Merano e Bolzano le due città principali dell’ Alto Adige, raggiungibili in 45 min. d’auto dall’Alpen Garten Hotel Margherita.

 

I Giardini di Castel Trauttmansdorff, adagiati ai margini orientali della città di Merano, in Alto Adige, destano entusiasmo e ammirazione per la varietà della loro offerta paesaggistica: su una superficie di 12 ettari, la meta turistica più amata dell’Alto Adige presenta infatti oltre 80 ambienti botanici, con piante originarie di ogni angolo del mondo.

 

Orari di apertura Giardini e Touriseum
Dal 1 aprile al 31 ottobre dalle 9.00 alle 19.00 (ultimo ingresso ore 18.00)
Dal 1 novembre al 15 novembre dalle 9.00 alle 17.00 (ultimo ingresso ore 16.00)
I venerdì di giugno, luglio e agosto dalle 9.00 alle 23.00 (ultimo ingresso ore 22.00)

 

Bolzano conosciuta come “Porta delle Dolomiti”: distesa in una conca ad appena 265 metri di quota, è infatti il passaggio obbligato per arrivare, attraverso altipiani di grande respiro, ai piedi delle più affascinanti vette del mondo, le Dolomiti. Mentre lungo le passeggiate panoramiche sulle pendici intiepidite dal sole anche in pieno inverno prospera una florida vegetazione tipicamente mediterranea, i massicci dolomitici mostrano il loro mantello bianco di neve.

 

Museo Archeologico dell’Alto Adige: questo museo si trova a Bolzano in via Museo ed è stato inaugurato nel 1998. Nel 1991 due escursionisti fanno una scoperta eccezionale: ritrovano una mummia dei ghiacci.

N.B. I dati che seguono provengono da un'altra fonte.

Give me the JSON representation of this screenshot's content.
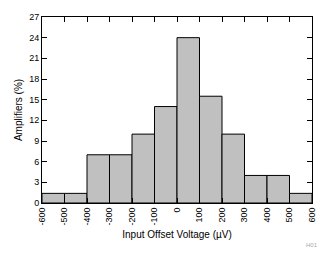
{
  "chart_data": {
    "type": "histogram",
    "x_label": "Input Offset Voltage (µV)",
    "y_label": "Amplifiers (%)",
    "bins": [
      -600,
      -500,
      -400,
      -300,
      -200,
      -100,
      0,
      100,
      200,
      300,
      400,
      500,
      600
    ],
    "values": [
      1.4,
      1.4,
      7,
      7,
      10,
      14,
      24,
      15.5,
      10,
      4,
      4,
      1.4
    ],
    "color": "#c0c0c0",
    "xlim": [
      -600,
      600
    ],
    "xticks": [
      -600,
      -500,
      -400,
      -300,
      -200,
      -100,
      0,
      100,
      200,
      300,
      400,
      500,
      600
    ],
    "ylim": [
      0,
      27
    ],
    "yticks": [
      0,
      3,
      6,
      9,
      12,
      15,
      18,
      21,
      24,
      27
    ],
    "grid": false,
    "annotations": [
      "H01"
    ]
  }
}
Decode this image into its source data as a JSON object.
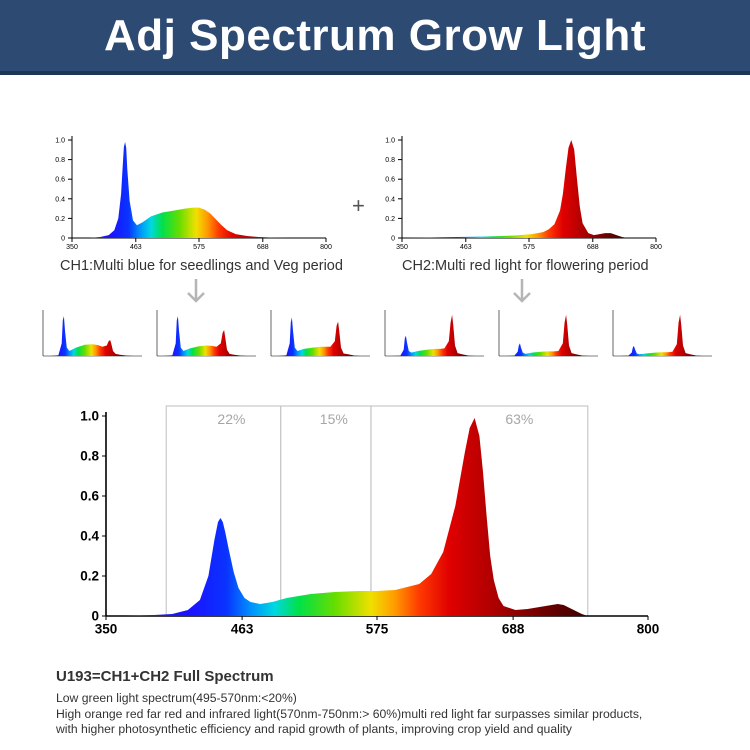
{
  "title": "Adj Spectrum Grow Light",
  "plus_sign": "+",
  "ch1_caption": "CH1:Multi blue for seedlings and Veg period",
  "ch2_caption": "CH2:Multi red  light for flowering period",
  "description": {
    "heading": "U193=CH1+CH2 Full Spectrum",
    "lines": [
      "Low green light spectrum(495-570nm:<20%)",
      "High orange red far red and infrared light(570nm-750nm:> 60%)multi red light far surpasses similar products,",
      "with higher photosynthetic efficiency and rapid growth of plants, improving crop yield and quality"
    ]
  },
  "chart_data": [
    {
      "id": "ch1",
      "type": "area",
      "x_ticks": [
        350,
        463,
        575,
        688,
        800
      ],
      "y_ticks": [
        "0",
        "0.2",
        "0.4",
        "0.6",
        "0.8",
        "1.0"
      ],
      "xlim": [
        350,
        800
      ],
      "ylim": [
        0,
        1
      ],
      "x": [
        380,
        400,
        415,
        425,
        432,
        437,
        440,
        442,
        444,
        446,
        448,
        452,
        458,
        465,
        475,
        490,
        510,
        530,
        550,
        565,
        575,
        585,
        595,
        605,
        615,
        625,
        640,
        660,
        680,
        700,
        720,
        740
      ],
      "y": [
        0,
        0.01,
        0.03,
        0.08,
        0.2,
        0.45,
        0.75,
        0.93,
        0.98,
        0.92,
        0.7,
        0.38,
        0.18,
        0.13,
        0.16,
        0.22,
        0.26,
        0.28,
        0.3,
        0.31,
        0.31,
        0.29,
        0.25,
        0.19,
        0.13,
        0.08,
        0.04,
        0.02,
        0.01,
        0.005,
        0.002,
        0
      ]
    },
    {
      "id": "ch2",
      "type": "area",
      "x_ticks": [
        350,
        463,
        575,
        688,
        800
      ],
      "y_ticks": [
        "0",
        "0.2",
        "0.4",
        "0.6",
        "0.8",
        "1.0"
      ],
      "xlim": [
        350,
        800
      ],
      "ylim": [
        0,
        1
      ],
      "x": [
        350,
        400,
        450,
        500,
        550,
        580,
        600,
        610,
        620,
        630,
        635,
        640,
        645,
        650,
        655,
        660,
        665,
        670,
        680,
        690,
        700,
        710,
        720,
        730,
        740,
        750
      ],
      "y": [
        0,
        0.005,
        0.01,
        0.015,
        0.025,
        0.04,
        0.06,
        0.09,
        0.14,
        0.28,
        0.45,
        0.7,
        0.92,
        1.0,
        0.9,
        0.6,
        0.32,
        0.15,
        0.05,
        0.03,
        0.04,
        0.05,
        0.05,
        0.03,
        0.01,
        0
      ]
    },
    {
      "id": "mix1",
      "type": "area",
      "xlim": [
        350,
        800
      ],
      "ylim": [
        0,
        1
      ],
      "x": [
        380,
        420,
        435,
        440,
        445,
        450,
        458,
        470,
        500,
        540,
        575,
        600,
        620,
        640,
        648,
        655,
        660,
        668,
        680,
        700,
        730,
        760
      ],
      "y": [
        0,
        0.02,
        0.3,
        0.85,
        0.95,
        0.6,
        0.2,
        0.12,
        0.2,
        0.27,
        0.28,
        0.26,
        0.22,
        0.25,
        0.35,
        0.38,
        0.3,
        0.12,
        0.05,
        0.03,
        0.01,
        0
      ]
    },
    {
      "id": "mix2",
      "type": "area",
      "xlim": [
        350,
        800
      ],
      "ylim": [
        0,
        1
      ],
      "x": [
        380,
        420,
        435,
        440,
        445,
        450,
        458,
        470,
        500,
        540,
        575,
        600,
        620,
        640,
        648,
        655,
        660,
        668,
        680,
        700,
        730,
        760
      ],
      "y": [
        0,
        0.02,
        0.3,
        0.85,
        0.95,
        0.6,
        0.2,
        0.12,
        0.18,
        0.23,
        0.25,
        0.24,
        0.22,
        0.3,
        0.55,
        0.62,
        0.45,
        0.15,
        0.05,
        0.03,
        0.01,
        0
      ]
    },
    {
      "id": "mix3",
      "type": "area",
      "xlim": [
        350,
        800
      ],
      "ylim": [
        0,
        1
      ],
      "x": [
        380,
        420,
        435,
        440,
        445,
        450,
        458,
        470,
        500,
        540,
        575,
        600,
        620,
        640,
        648,
        655,
        660,
        668,
        680,
        700,
        730,
        760
      ],
      "y": [
        0,
        0.02,
        0.3,
        0.8,
        0.92,
        0.6,
        0.2,
        0.12,
        0.17,
        0.2,
        0.22,
        0.22,
        0.22,
        0.35,
        0.72,
        0.82,
        0.6,
        0.2,
        0.06,
        0.04,
        0.01,
        0
      ]
    },
    {
      "id": "mix4",
      "type": "area",
      "xlim": [
        350,
        800
      ],
      "ylim": [
        0,
        1
      ],
      "x": [
        380,
        420,
        435,
        440,
        445,
        450,
        458,
        470,
        500,
        540,
        575,
        600,
        620,
        640,
        648,
        655,
        660,
        668,
        680,
        700,
        730,
        760
      ],
      "y": [
        0,
        0.01,
        0.15,
        0.42,
        0.48,
        0.32,
        0.12,
        0.08,
        0.12,
        0.15,
        0.17,
        0.17,
        0.18,
        0.35,
        0.8,
        0.98,
        0.75,
        0.25,
        0.07,
        0.04,
        0.01,
        0
      ]
    },
    {
      "id": "mix5",
      "type": "area",
      "xlim": [
        350,
        800
      ],
      "ylim": [
        0,
        1
      ],
      "x": [
        380,
        420,
        435,
        440,
        445,
        450,
        458,
        470,
        500,
        540,
        575,
        600,
        620,
        640,
        648,
        655,
        660,
        668,
        680,
        700,
        730,
        760
      ],
      "y": [
        0,
        0.01,
        0.1,
        0.25,
        0.3,
        0.2,
        0.08,
        0.05,
        0.08,
        0.1,
        0.11,
        0.11,
        0.12,
        0.3,
        0.8,
        0.98,
        0.75,
        0.25,
        0.07,
        0.04,
        0.01,
        0
      ]
    },
    {
      "id": "mix6",
      "type": "area",
      "xlim": [
        350,
        800
      ],
      "ylim": [
        0,
        1
      ],
      "x": [
        380,
        420,
        435,
        440,
        445,
        450,
        458,
        470,
        500,
        540,
        575,
        600,
        620,
        640,
        648,
        655,
        660,
        668,
        680,
        700,
        730,
        760
      ],
      "y": [
        0,
        0.01,
        0.08,
        0.2,
        0.24,
        0.16,
        0.06,
        0.04,
        0.06,
        0.08,
        0.09,
        0.09,
        0.1,
        0.28,
        0.8,
        0.98,
        0.75,
        0.25,
        0.07,
        0.04,
        0.01,
        0
      ]
    },
    {
      "id": "full",
      "type": "area",
      "title": "U193=CH1+CH2 Full Spectrum",
      "x_ticks": [
        350,
        463,
        575,
        688,
        800
      ],
      "y_ticks": [
        "0",
        "0.2",
        "0.4",
        "0.6",
        "0.8",
        "1.0"
      ],
      "xlim": [
        350,
        800
      ],
      "ylim": [
        0,
        1
      ],
      "x": [
        365,
        390,
        405,
        418,
        428,
        435,
        440,
        443,
        445,
        447,
        449,
        452,
        456,
        460,
        465,
        470,
        478,
        488,
        500,
        520,
        540,
        560,
        575,
        590,
        610,
        620,
        630,
        640,
        648,
        652,
        656,
        660,
        663,
        666,
        669,
        672,
        676,
        680,
        690,
        700,
        710,
        720,
        725,
        730,
        735,
        745,
        750
      ],
      "y": [
        0,
        0.005,
        0.01,
        0.03,
        0.08,
        0.2,
        0.38,
        0.47,
        0.49,
        0.47,
        0.42,
        0.33,
        0.22,
        0.14,
        0.09,
        0.07,
        0.06,
        0.07,
        0.09,
        0.11,
        0.12,
        0.125,
        0.125,
        0.13,
        0.16,
        0.21,
        0.32,
        0.55,
        0.82,
        0.94,
        0.99,
        0.9,
        0.72,
        0.5,
        0.3,
        0.18,
        0.09,
        0.05,
        0.03,
        0.035,
        0.045,
        0.055,
        0.06,
        0.055,
        0.04,
        0.01,
        0
      ],
      "regions": [
        {
          "from": 400,
          "to": 495,
          "label": "22%"
        },
        {
          "from": 495,
          "to": 570,
          "label": "15%"
        },
        {
          "from": 570,
          "to": 750,
          "label": "63%"
        }
      ]
    }
  ]
}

L’eccezionalità della scoperta è sicuramente lo stato di conservazione del materiale organico che ha permesso di effettuare dettagliati studi medici e archeologici su un uomo del IV millennio a.c. Si sono ritrovati elementi di abbigliamento e dell’equipaggiamento ed un’ascia in rame: questi elementi hanno fatto supporre agli studiosi che la mummia ritrovata fosse in antichità un uomo di alto rango (probabilmente il capo di una tribù). All’interno del Museo è conservata questa mummia e un’intera collezione che documenta la storia dell’Alto Adige dal Paleolitico fino all’epoca carolingia.